Devrim kanunlarını çiğneyen bir devrimci!

Hiç de merak etmiyorduk... Kökeniniz nedir? Nerden geldiniz? İnanç tercihleriniz nelerdir?

Meraksızlığımızı biraz da size borçluyduk.

SSK Genel Müdürü bulunduğunuz dönemde, hakkınızdaki tevatürlere ve köken bilgisi iddialarına karşı takındığınız kayıtsız tavır “özellikle” takdire şayandı.

Hiç oralara girmiyordunuz.

Bu konuda bir kompleksiniz ya da karın ağrınız yokmuş gibi davranıyordunuz.

İyi de ediyordunuz.

Kamuoyu “Tuncelili” olduğunuzu biliyordu oysa... Hoşlanmayacağınız ifadesiyle söylersek, Dersimli...

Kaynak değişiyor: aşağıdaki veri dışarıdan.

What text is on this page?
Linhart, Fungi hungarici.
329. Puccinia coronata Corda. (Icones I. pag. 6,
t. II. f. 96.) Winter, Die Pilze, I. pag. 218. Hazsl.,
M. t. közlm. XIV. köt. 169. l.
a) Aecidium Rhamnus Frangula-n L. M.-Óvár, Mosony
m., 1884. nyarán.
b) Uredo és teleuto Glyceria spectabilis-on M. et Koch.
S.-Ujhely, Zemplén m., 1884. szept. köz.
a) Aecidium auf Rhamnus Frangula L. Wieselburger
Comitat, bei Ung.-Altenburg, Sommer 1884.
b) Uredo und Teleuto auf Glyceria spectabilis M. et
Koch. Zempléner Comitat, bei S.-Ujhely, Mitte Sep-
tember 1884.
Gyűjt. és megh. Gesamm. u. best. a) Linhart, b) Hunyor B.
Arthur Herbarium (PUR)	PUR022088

Neden “hoşlanmayacağınız” dedim?

Tunceli isminin Dersim olarak değiştirilmesi konusunda bir yasa teklifi hazırladığını söyleyen halaoğlu Hüseyin Aygün’ü “Şimdi zamanı değil” diye püskürtmüştünüz. Seyit Rıza’ya iade-i itibar konusundaki girişimleri yahut çalışmaları da, aynı şekilde, püskürtmüş, galiba bu işin doğru olmayacağını (en azından “şu günlerde doğru olmayacağını”) söylemiştiniz.

Neyse, Dersimliydiniz ve nereli olduğunuz bilgisi çok da gerekli değildi.

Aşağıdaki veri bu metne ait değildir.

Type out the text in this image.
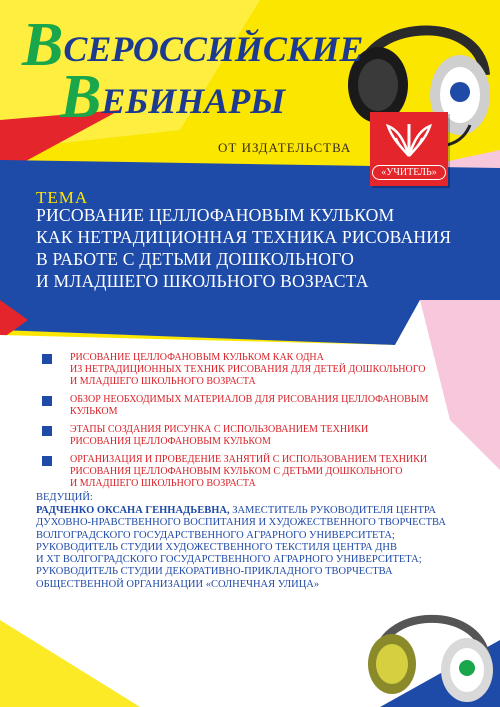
ВСЕРОССИЙСКИЕ
ВЕБИНАРЫ
ОТ ИЗДАТЕЛЬСТВА
«УЧИТЕЛЬ»
ТЕМА
РИСОВАНИЕ ЦЕЛЛОФАНОВЫМ КУЛЬКОМ
КАК НЕТРАДИЦИОННАЯ ТЕХНИКА РИСОВАНИЯ
В РАБОТЕ С ДЕТЬМИ ДОШКОЛЬНОГО
И МЛАДШЕГО ШКОЛЬНОГО ВОЗРАСТА
РИСОВАНИЕ ЦЕЛЛОФАНОВЫМ КУЛЬКОМ КАК ОДНА
ИЗ НЕТРАДИЦИОННЫХ ТЕХНИК РИСОВАНИЯ ДЛЯ ДЕТЕЙ ДОШКОЛЬНОГО
И МЛАДШЕГО ШКОЛЬНОГО ВОЗРАСТА
ОБЗОР НЕОБХОДИМЫХ МАТЕРИАЛОВ ДЛЯ РИСОВАНИЯ ЦЕЛЛОФАНОВЫМ
КУЛЬКОМ
ЭТАПЫ СОЗДАНИЯ РИСУНКА С ИСПОЛЬЗОВАНИЕМ ТЕХНИКИ
РИСОВАНИЯ ЦЕЛЛОФАНОВЫМ КУЛЬКОМ
ОРГАНИЗАЦИЯ И ПРОВЕДЕНИЕ ЗАНЯТИЙ С ИСПОЛЬЗОВАНИЕМ ТЕХНИКИ
РИСОВАНИЯ ЦЕЛЛОФАНОВЫМ КУЛЬКОМ С ДЕТЬМИ ДОШКОЛЬНОГО
И МЛАДШЕГО ШКОЛЬНОГО ВОЗРАСТА
ВЕДУЩИЙ:
РАДЧЕНКО ОКСАНА ГЕННАДЬЕВНА, ЗАМЕСТИТЕЛЬ РУКОВОДИТЕЛЯ ЦЕНТРА
ДУХОВНО-НРАВСТВЕННОГО ВОСПИТАНИЯ И ХУДОЖЕСТВЕННОГО ТВОРЧЕСТВА
ВОЛГОГРАДСКОГО ГОСУДАРСТВЕННОГО АГРАРНОГО УНИВЕРСИТЕТА;
РУКОВОДИТЕЛЬ СТУДИИ ХУДОЖЕСТВЕННОГО ТЕКСТИЛЯ ЦЕНТРА ДНВ
И ХТ ВОЛГОГРАДСКОГО ГОСУДАРСТВЕННОГО АГРАРНОГО УНИВЕРСИТЕТА;
РУКОВОДИТЕЛЬ СТУДИИ ДЕКОРАТИВНО-ПРИКЛАДНОГО ТВОРЧЕСТВА
ОБЩЕСТВЕННОЙ ОРГАНИЗАЦИИ «СОЛНЕЧНАЯ УЛИЦА»
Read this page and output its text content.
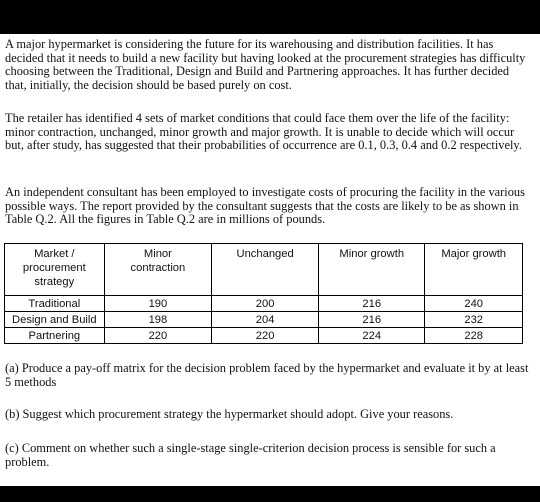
A major hypermarket is considering the future for its warehousing and distribution facilities. It has decided that it needs to build a new facility but having looked at the procurement strategies has difficulty choosing between the Traditional, Design and Build and Partnering approaches. It has further decided that, initially, the decision should be based purely on cost.

The retailer has identified 4 sets of market conditions that could face them over the life of the facility: minor contraction, unchanged, minor growth and major growth. It is unable to decide which will occur but, after study, has suggested that their probabilities of occurrence are 0.1, 0.3, 0.4 and 0.2 respectively.

An independent consultant has been employed to investigate costs of procuring the facility in the various possible ways. The report provided by the consultant suggests that the costs are likely to be as shown in Table Q.2. All the figures in Table Q.2 are in millions of pounds.

Market / procurement strategy	Minor contraction	Unchanged	Minor growth	Major growth
Traditional	190	200	216	240
Design and Build	198	204	216	232
Partnering	220	220	224	228

(a) Produce a pay-off matrix for the decision problem faced by the hypermarket and evaluate it by at least 5 methods

(b) Suggest which procurement strategy the hypermarket should adopt. Give your reasons.

(c) Comment on whether such a single-stage single-criterion decision process is sensible for such a problem.
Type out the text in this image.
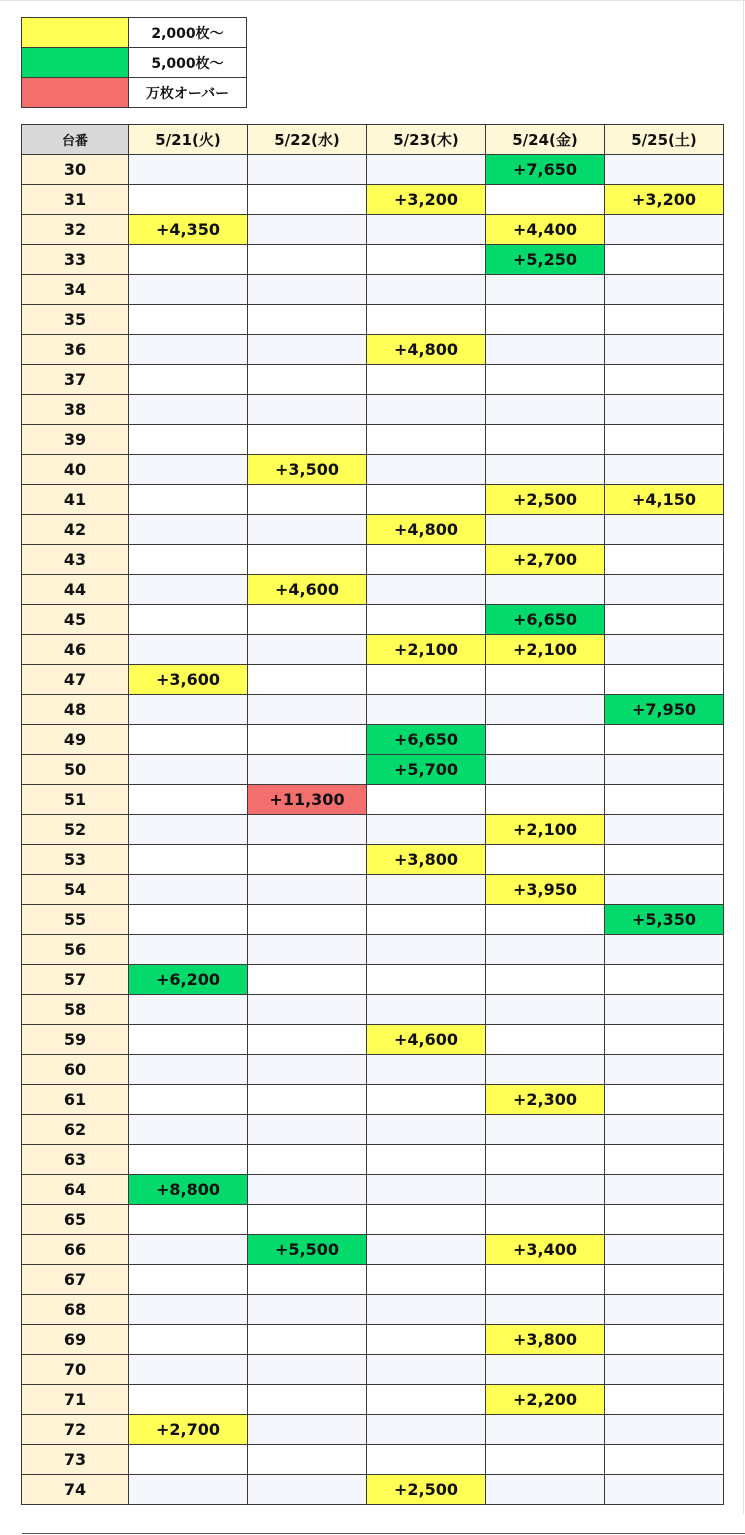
	2,000枚～
	5,000枚～
	万枚オーバー
台番	5/21(火)	5/22(水)	5/23(木)	5/24(金)	5/25(土)
30				+7,650	
31			+3,200		+3,200
32	+4,350			+4,400	
33				+5,250	
34					
35					
36			+4,800		
37					
38					
39					
40		+3,500			
41				+2,500	+4,150
42			+4,800		
43				+2,700	
44		+4,600			
45				+6,650	
46			+2,100	+2,100	
47	+3,600				
48					+7,950
49			+6,650		
50			+5,700		
51		+11,300			
52				+2,100	
53			+3,800		
54				+3,950	
55					+5,350
56					
57	+6,200				
58					
59			+4,600		
60					
61				+2,300	
62					
63					
64	+8,800				
65					
66		+5,500		+3,400	
67					
68					
69				+3,800	
70					
71				+2,200	
72	+2,700				
73					
74			+2,500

Hem, bize ne! Kime ne! Başkalarına ne!

Herkes bir yerliydi sonuçta.

Fakat, ilginç bir şey oldu.

Daha doğrusu, ilginç bir işe “aracılık” ettiniz.

CHP genel başkanlığına kurulur kurulmaz, kökeninize ilişkin bir araştırma yaptırttınız yahut yapılmasına önayak oldunuz. O sıralarda Hürriyet gazetesinde yazan büyük tarihçi Soner Yalçın, sizin öz Dersimli olmadığınızı, Dersim’e Horasan illerinden geldiğinizi iddia etti.

Horasan’dan çıkıyorsunuz.

Bir kol Hicaz taraflarına uzanıyor.

Diğer kol Anadolu’ya varıyor.

Bir süre Anadolu’nun çeşitli bölgelerinde eğleştikten sonra, Konya ovasına, oradan da Akşehir’e uzanıyorsunuz. Nasrettin Hoca’yla akraba oluyorsunuz, filan... (Herhalde kız alıp kız verdiniz; bu suretle akrabalık tesis ettiniz... Soner Yalçın daha da ileri gitmiş, “Nasrettin Hoca’nın torunu” olduğunuzu yazmıştı... Olabilir miydi? Neden olmasın! Demek ki, yürüyen merdivene ters binme numaraları, çene hizasına kadar yükseltilmiş kum torbalarının arkasında durup “Bakın, terörist kurşunlarına karşı ayakta duruyorum, Erdoğan gibi çömelmiyorum” şeklinde meydan okuyuşlar dedeniz Nasrettin Hoca’dan mülhemdi.)

Horasan taraflarından gelmiştiniz, iyi hoş da, çözemediğimiz durum şuydu?

Soner Yalçın bu mühim “tarihsel bilgileri” niçin bizimle paylaşma gereği duymuştu? Siz niçin bu bilgilerin yayılmasına aracılık etmiştiniz?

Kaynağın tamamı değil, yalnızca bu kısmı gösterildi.